In response to this open discrimination disguised as legislation, Wisconsin-based Revolution Cycles Club announced that they would be withdrawing from the 2022 UCI Cyclocross Championships in Fayetteville. And in doing so, their club statement served as a template for other sports organizations who have the courage to take the initiative and stand up for the rights of transgender Americans.
After affirming that their club promotes “diversity, equity, and access to cycling where historically people of color, LGBTQIA, and other diverse identities have been underrepresented,” Revolution Cycles Club condemned Hutchinson and the Arkansas legislature for “multiple, blatant attacks on the LGBTQ community.”
Just as importantly, the club also recognized that in order for their withdrawal to be more effective, others would have to participate. With that in mind, they issued a challenge to their sporting colleagues:
“We call on the Madison and Wisconsin cycling community, broader cycling communities, the cycling industry, and state, national, and international cycling governing bodies to affirm their policies of non-discrimination and inclusion by publicly denouncing these policies. We call on these groups to continue to inform themselves about trans athletes.”
That’s what staking a claim on the right side of history looks like. And it’s providing an example of leadership for others in the cycling and sports worlds to do the same.

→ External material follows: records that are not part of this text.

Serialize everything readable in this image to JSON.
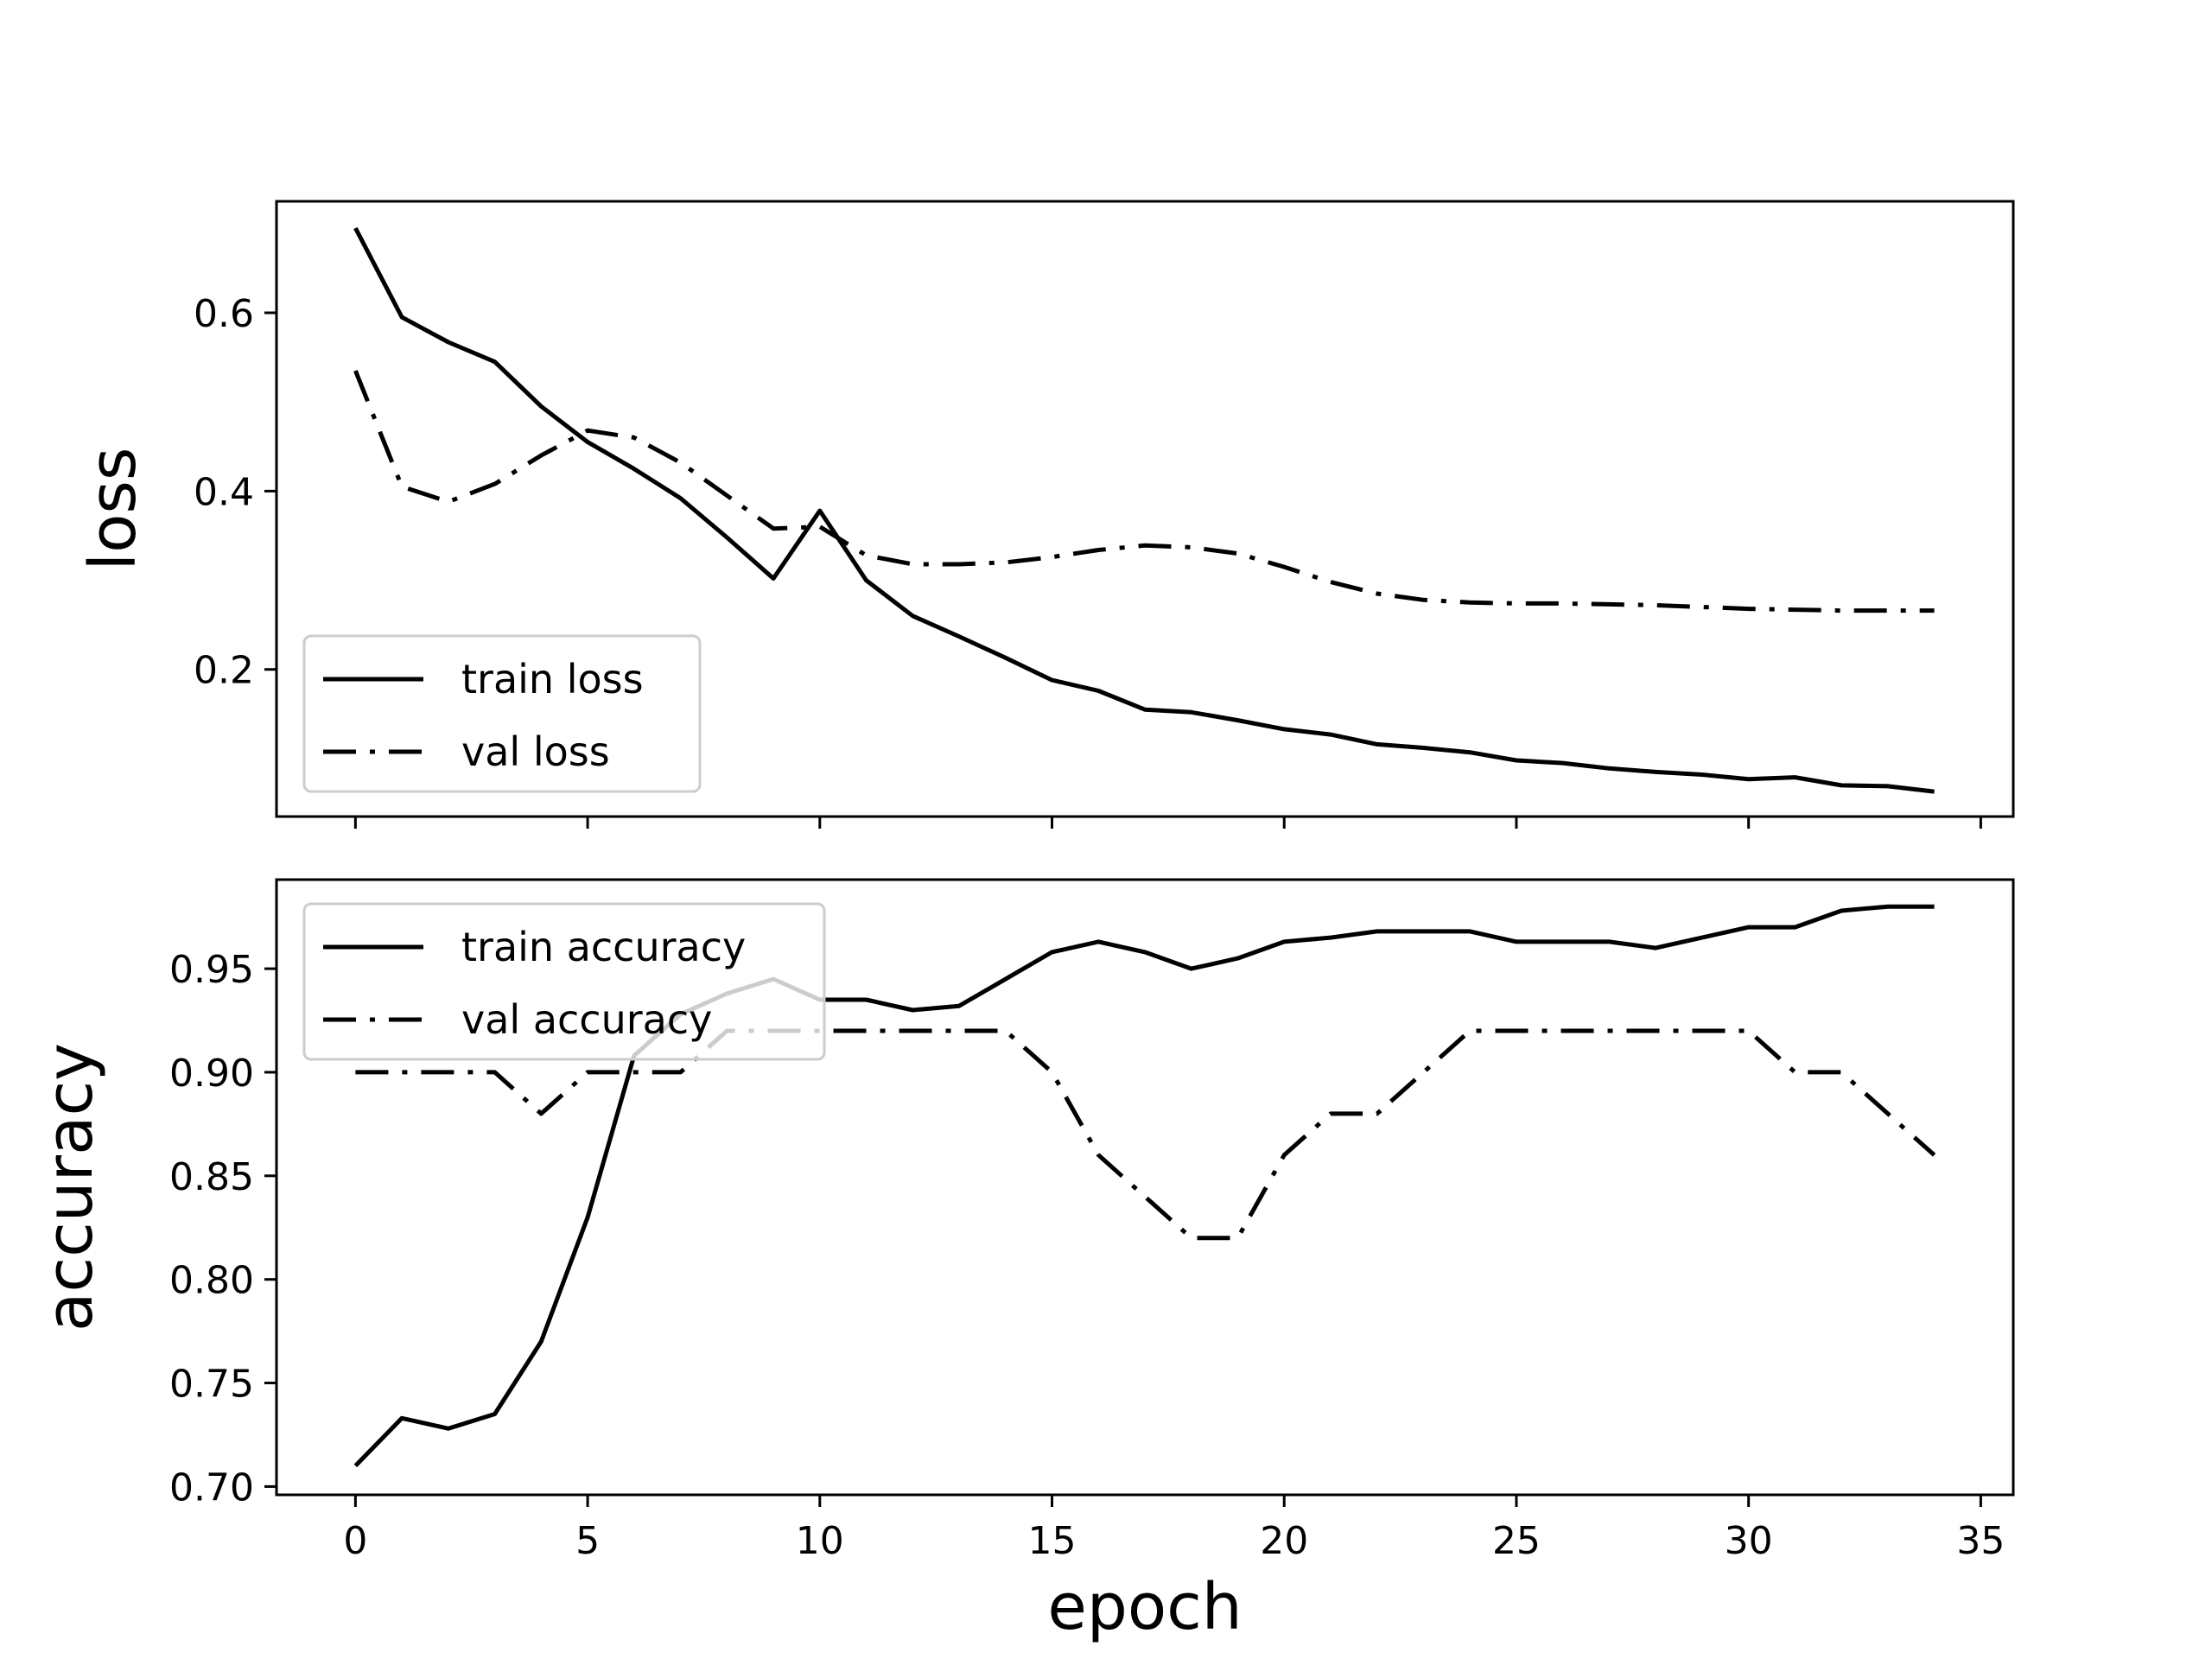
{
  "chart_data": [
    {
      "type": "line",
      "ylabel": "loss",
      "xlim": [
        -1.7,
        35.7
      ],
      "ylim": [
        0.035,
        0.725
      ],
      "yticks": [
        {
          "value": 0.2,
          "label": "0.2"
        },
        {
          "value": 0.4,
          "label": "0.4"
        },
        {
          "value": 0.6,
          "label": "0.6"
        }
      ],
      "xticks": [
        0,
        5,
        10,
        15,
        20,
        25,
        30,
        35
      ],
      "x_tick_labels_visible": false,
      "legend_position": "lower-left",
      "grid": false,
      "x": [
        0,
        1,
        2,
        3,
        4,
        5,
        6,
        7,
        8,
        9,
        10,
        11,
        12,
        13,
        14,
        15,
        16,
        17,
        18,
        19,
        20,
        21,
        22,
        23,
        24,
        25,
        26,
        27,
        28,
        29,
        30,
        31,
        32,
        33,
        34
      ],
      "series": [
        {
          "name": "train loss",
          "style": "solid",
          "color": "#000000",
          "values": [
            0.695,
            0.595,
            0.567,
            0.545,
            0.495,
            0.455,
            0.425,
            0.392,
            0.348,
            0.302,
            0.378,
            0.3,
            0.26,
            0.237,
            0.213,
            0.188,
            0.176,
            0.155,
            0.152,
            0.143,
            0.133,
            0.127,
            0.116,
            0.112,
            0.107,
            0.098,
            0.095,
            0.089,
            0.085,
            0.082,
            0.077,
            0.079,
            0.07,
            0.069,
            0.063
          ]
        },
        {
          "name": "val loss",
          "style": "dashdot",
          "color": "#000000",
          "values": [
            0.535,
            0.405,
            0.388,
            0.408,
            0.44,
            0.468,
            0.46,
            0.432,
            0.395,
            0.358,
            0.36,
            0.328,
            0.318,
            0.318,
            0.32,
            0.326,
            0.334,
            0.339,
            0.337,
            0.33,
            0.315,
            0.298,
            0.285,
            0.278,
            0.275,
            0.274,
            0.274,
            0.273,
            0.272,
            0.27,
            0.268,
            0.267,
            0.266,
            0.266,
            0.266
          ]
        }
      ]
    },
    {
      "type": "line",
      "ylabel": "accuracy",
      "xlabel": "epoch",
      "xlim": [
        -1.7,
        35.7
      ],
      "ylim": [
        0.696,
        0.993
      ],
      "yticks": [
        {
          "value": 0.7,
          "label": "0.70"
        },
        {
          "value": 0.75,
          "label": "0.75"
        },
        {
          "value": 0.8,
          "label": "0.80"
        },
        {
          "value": 0.85,
          "label": "0.85"
        },
        {
          "value": 0.9,
          "label": "0.90"
        },
        {
          "value": 0.95,
          "label": "0.95"
        }
      ],
      "xticks": [
        {
          "value": 0,
          "label": "0"
        },
        {
          "value": 5,
          "label": "5"
        },
        {
          "value": 10,
          "label": "10"
        },
        {
          "value": 15,
          "label": "15"
        },
        {
          "value": 20,
          "label": "20"
        },
        {
          "value": 25,
          "label": "25"
        },
        {
          "value": 30,
          "label": "30"
        },
        {
          "value": 35,
          "label": "35"
        }
      ],
      "legend_position": "upper-left",
      "grid": false,
      "x": [
        0,
        1,
        2,
        3,
        4,
        5,
        6,
        7,
        8,
        9,
        10,
        11,
        12,
        13,
        14,
        15,
        16,
        17,
        18,
        19,
        20,
        21,
        22,
        23,
        24,
        25,
        26,
        27,
        28,
        29,
        30,
        31,
        32,
        33,
        34
      ],
      "series": [
        {
          "name": "train accuracy",
          "style": "solid",
          "color": "#000000",
          "values": [
            0.71,
            0.733,
            0.728,
            0.735,
            0.77,
            0.83,
            0.908,
            0.928,
            0.938,
            0.945,
            0.935,
            0.935,
            0.93,
            0.932,
            0.945,
            0.958,
            0.963,
            0.958,
            0.95,
            0.955,
            0.963,
            0.965,
            0.968,
            0.968,
            0.968,
            0.963,
            0.963,
            0.963,
            0.96,
            0.965,
            0.97,
            0.97,
            0.978,
            0.98,
            0.98
          ]
        },
        {
          "name": "val accuracy",
          "style": "dashdot",
          "color": "#000000",
          "values": [
            0.9,
            0.9,
            0.9,
            0.9,
            0.88,
            0.9,
            0.9,
            0.9,
            0.92,
            0.92,
            0.92,
            0.92,
            0.92,
            0.92,
            0.92,
            0.9,
            0.86,
            0.84,
            0.82,
            0.82,
            0.86,
            0.88,
            0.88,
            0.9,
            0.92,
            0.92,
            0.92,
            0.92,
            0.92,
            0.92,
            0.92,
            0.9,
            0.9,
            0.88,
            0.86
          ]
        }
      ]
    }
  ]
}
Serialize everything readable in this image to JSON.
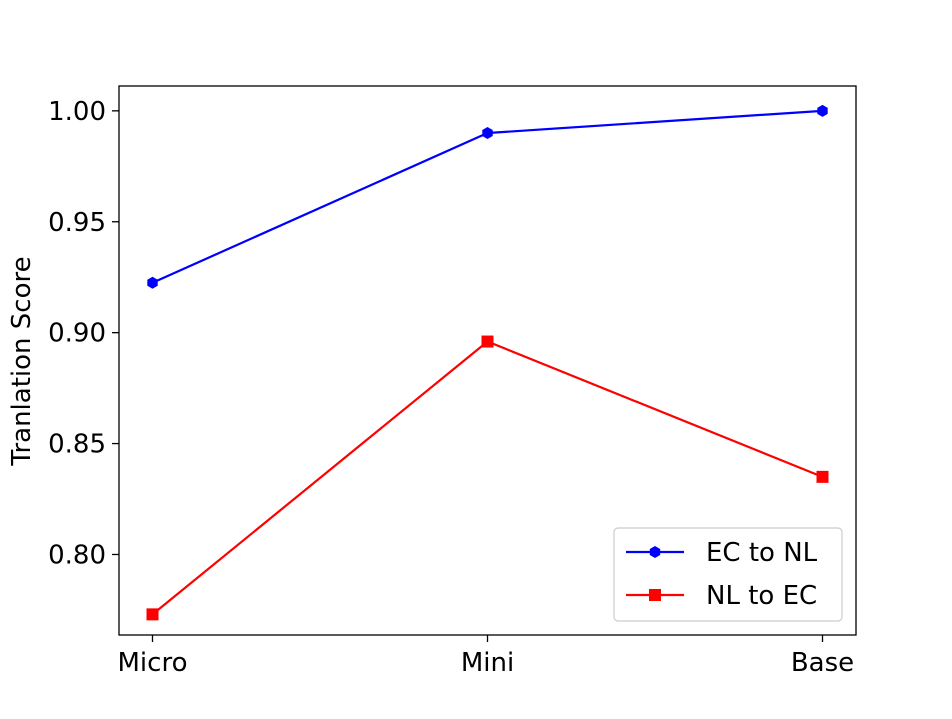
{
  "chart_data": {
    "type": "line",
    "categories": [
      "Micro",
      "Mini",
      "Base"
    ],
    "ylabel": "Tranlation Score",
    "xlabel": "",
    "ylim": [
      0.7637,
      1.0112
    ],
    "yticks": [
      0.8,
      0.85,
      0.9,
      0.95,
      1.0
    ],
    "ytick_labels": [
      "0.80",
      "0.85",
      "0.90",
      "0.95",
      "1.00"
    ],
    "grid": false,
    "legend_position": "lower-right",
    "series": [
      {
        "name": "EC to NL",
        "values": [
          0.9225,
          0.99,
          1.0
        ],
        "color": "#0000ff",
        "marker": "hexagon"
      },
      {
        "name": "NL to EC",
        "values": [
          0.773,
          0.896,
          0.835
        ],
        "color": "#ff0000",
        "marker": "square"
      }
    ]
  }
}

On Monday, Gov. Hutchinson took a step that showed that public pressure from activists was working by vetoing House Bill 1570, which would have banned the prescription of puberty blockers and gender reassignment surgeries for transgender children under age 18. While Hutchinson showed public fealty to conservative talking points like “government overreach,” he also answered a question of how the bill potentially could have harmed trans kids by remarking, “It hurts my heart to think about that.” Lawmakers may now act to override his veto.
The actions of groups like Revolution Cycles Club are having a positive impact. However, Arkansas’ trans athlete ban and “religious conscience” exemption that allows doctors to refuse treatment to LGBTQ patients remain state laws. There is still more work to be done.
Last week, managing editor Dawn Ennis wrote an op-ed calling on the NCAA to follow Major League Baseball’s civil rights lead and take decisive action against states like Arkansas that are actively oppressing transgender athletes and the trans community as a whole.
As a start, the NCAA would be wise to emulate Revolution Cycles Club. The club’s bold decision to pull out of the Fayetteville championship and their statement of unequivocal support for transgender people are what genuine allyship looks like.